Resistance to naive and formative pluripotency conversion in RSeT human embryonic stem cells.

One of the most important properties of human embryonic stem cells (hESCs) is their ability to exist in primed and naive pluripotent states. Our previous meta-analysis indicated the existence of heterogeneous pluripotent states derived from diverse naive protocols. In this study, we characterized a commercial, RSeT-based pluripotent state under various growth conditions.
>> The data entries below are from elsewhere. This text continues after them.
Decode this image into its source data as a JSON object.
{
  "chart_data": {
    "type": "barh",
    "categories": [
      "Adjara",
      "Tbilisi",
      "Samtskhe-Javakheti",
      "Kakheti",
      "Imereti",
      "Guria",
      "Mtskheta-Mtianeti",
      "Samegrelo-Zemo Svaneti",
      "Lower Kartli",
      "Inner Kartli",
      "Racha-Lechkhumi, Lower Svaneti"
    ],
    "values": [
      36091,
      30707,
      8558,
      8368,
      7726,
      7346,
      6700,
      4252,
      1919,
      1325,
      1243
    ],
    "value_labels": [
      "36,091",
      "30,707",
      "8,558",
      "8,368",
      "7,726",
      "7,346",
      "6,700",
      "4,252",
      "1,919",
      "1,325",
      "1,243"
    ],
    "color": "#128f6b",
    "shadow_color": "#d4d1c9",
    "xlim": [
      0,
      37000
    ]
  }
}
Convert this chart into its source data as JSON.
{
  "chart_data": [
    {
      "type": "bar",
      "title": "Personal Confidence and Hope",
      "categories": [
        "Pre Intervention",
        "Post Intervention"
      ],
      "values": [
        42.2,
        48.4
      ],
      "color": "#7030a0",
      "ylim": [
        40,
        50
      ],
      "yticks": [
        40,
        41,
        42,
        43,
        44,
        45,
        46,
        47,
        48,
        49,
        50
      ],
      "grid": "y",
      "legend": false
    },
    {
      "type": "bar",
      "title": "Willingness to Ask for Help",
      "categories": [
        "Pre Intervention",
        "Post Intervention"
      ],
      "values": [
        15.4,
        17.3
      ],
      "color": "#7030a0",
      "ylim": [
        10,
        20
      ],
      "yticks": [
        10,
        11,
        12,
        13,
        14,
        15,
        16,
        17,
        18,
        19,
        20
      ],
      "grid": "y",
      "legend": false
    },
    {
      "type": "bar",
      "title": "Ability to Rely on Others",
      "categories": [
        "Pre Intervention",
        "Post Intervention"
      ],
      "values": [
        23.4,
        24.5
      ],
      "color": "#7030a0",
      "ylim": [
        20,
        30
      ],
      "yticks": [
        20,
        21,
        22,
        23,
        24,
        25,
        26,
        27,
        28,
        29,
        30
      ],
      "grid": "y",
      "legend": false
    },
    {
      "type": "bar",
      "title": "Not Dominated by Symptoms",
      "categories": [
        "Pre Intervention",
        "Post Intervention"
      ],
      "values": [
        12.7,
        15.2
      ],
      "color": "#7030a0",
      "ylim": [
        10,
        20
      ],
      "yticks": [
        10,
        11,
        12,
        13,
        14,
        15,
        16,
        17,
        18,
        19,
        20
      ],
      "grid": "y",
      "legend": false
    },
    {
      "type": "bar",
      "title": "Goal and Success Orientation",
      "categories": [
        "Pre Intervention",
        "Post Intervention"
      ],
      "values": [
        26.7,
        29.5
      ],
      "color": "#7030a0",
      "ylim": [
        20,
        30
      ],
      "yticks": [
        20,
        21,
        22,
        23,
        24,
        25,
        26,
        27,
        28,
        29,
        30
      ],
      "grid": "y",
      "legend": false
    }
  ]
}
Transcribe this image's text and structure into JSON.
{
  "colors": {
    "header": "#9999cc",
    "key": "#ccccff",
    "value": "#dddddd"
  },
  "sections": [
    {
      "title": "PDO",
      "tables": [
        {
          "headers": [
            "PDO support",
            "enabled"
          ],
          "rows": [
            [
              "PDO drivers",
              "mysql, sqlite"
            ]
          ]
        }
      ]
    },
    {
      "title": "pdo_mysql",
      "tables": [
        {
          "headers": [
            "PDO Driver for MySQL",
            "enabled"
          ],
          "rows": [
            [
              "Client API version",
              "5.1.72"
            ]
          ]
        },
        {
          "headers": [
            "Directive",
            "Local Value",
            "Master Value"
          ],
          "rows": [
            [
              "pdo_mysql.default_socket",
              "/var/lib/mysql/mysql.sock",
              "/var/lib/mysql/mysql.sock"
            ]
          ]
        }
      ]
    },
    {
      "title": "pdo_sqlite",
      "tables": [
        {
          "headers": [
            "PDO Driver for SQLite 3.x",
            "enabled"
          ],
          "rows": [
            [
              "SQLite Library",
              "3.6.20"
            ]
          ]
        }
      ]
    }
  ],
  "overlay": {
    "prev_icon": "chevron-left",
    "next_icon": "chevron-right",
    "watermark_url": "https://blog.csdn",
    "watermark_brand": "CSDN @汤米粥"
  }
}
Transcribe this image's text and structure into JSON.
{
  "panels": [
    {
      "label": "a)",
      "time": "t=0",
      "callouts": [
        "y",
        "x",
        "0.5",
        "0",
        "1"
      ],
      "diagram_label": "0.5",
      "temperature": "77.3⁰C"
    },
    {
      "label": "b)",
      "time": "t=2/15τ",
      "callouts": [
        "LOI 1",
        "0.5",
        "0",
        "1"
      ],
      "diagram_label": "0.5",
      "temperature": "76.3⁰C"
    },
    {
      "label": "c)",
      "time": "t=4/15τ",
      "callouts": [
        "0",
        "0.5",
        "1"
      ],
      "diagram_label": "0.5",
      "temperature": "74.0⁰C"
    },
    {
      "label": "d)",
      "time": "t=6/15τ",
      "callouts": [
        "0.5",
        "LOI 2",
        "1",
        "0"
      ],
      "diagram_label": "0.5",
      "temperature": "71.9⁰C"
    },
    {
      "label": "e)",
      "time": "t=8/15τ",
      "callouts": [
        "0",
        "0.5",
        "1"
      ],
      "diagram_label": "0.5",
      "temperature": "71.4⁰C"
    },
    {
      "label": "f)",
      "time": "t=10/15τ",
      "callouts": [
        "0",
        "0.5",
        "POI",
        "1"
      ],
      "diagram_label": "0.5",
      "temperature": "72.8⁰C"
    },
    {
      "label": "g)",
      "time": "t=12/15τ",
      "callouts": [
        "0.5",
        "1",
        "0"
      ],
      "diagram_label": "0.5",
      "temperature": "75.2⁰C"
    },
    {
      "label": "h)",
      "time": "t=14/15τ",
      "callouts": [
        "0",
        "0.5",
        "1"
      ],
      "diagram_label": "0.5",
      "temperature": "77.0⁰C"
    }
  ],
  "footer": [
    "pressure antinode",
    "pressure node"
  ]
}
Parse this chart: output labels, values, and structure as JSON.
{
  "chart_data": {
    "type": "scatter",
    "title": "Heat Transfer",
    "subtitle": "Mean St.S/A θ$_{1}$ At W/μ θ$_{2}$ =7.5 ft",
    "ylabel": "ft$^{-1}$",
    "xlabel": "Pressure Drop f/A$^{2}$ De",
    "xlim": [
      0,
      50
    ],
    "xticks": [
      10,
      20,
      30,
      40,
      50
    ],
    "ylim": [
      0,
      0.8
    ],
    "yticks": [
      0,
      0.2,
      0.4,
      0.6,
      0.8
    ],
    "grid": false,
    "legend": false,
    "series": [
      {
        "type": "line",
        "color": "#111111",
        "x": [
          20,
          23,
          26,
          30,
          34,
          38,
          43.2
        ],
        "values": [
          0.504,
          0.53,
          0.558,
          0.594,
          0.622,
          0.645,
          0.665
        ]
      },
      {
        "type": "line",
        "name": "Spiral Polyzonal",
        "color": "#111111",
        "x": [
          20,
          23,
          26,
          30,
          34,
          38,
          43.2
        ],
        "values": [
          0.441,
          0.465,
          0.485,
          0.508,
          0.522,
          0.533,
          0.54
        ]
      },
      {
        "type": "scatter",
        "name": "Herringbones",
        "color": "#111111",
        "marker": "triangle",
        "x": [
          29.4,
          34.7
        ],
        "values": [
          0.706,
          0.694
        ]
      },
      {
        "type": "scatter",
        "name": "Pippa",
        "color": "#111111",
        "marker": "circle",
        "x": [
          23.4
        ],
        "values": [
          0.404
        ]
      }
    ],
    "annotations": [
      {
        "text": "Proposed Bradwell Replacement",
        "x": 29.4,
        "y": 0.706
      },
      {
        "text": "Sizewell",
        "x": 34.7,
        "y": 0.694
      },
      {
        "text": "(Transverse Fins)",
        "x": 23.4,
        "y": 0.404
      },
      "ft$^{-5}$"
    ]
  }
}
Notably, RSeT hESCs can circumvent the hypoxic growth conditions required by naive hESCs, although some RSeT cells (eg, H1 cells) exhibit much lower single-cell plating efficiency and display altered or significantly retarded cell growth under both normoxia and hypoxia. Importantly, RSeT hPSCs lack many transcriptomic hallmarks of naive and formative pluripotency (the phase between naive and primed states). Integrative transcriptome analysis suggests that our primed and RSeT hESCs are similar to the early stage of post-implantation embryos, in line with previously reported primary hESCs and early hESC cultures. Moreover, RSeT hESCs do not express naive surface markers such as SUSD2 and CD75 at significant levels. At the biochemical level, RSeT hESCs show differential dependence on FGF2 and co-independency on both Janus kinase (JAK) and TGFβ signaling in a cell line-specific manner. Thus, RSeT hESCs represent a previously unrecognized pluripotent state downstream of naive pluripotency. Our data suggest that human naive pluripotent potentials may be restricted in RSeT medium, which sustains FGF2 activity. Hence, this study provides new insights into pluripotent state transitions in vitro.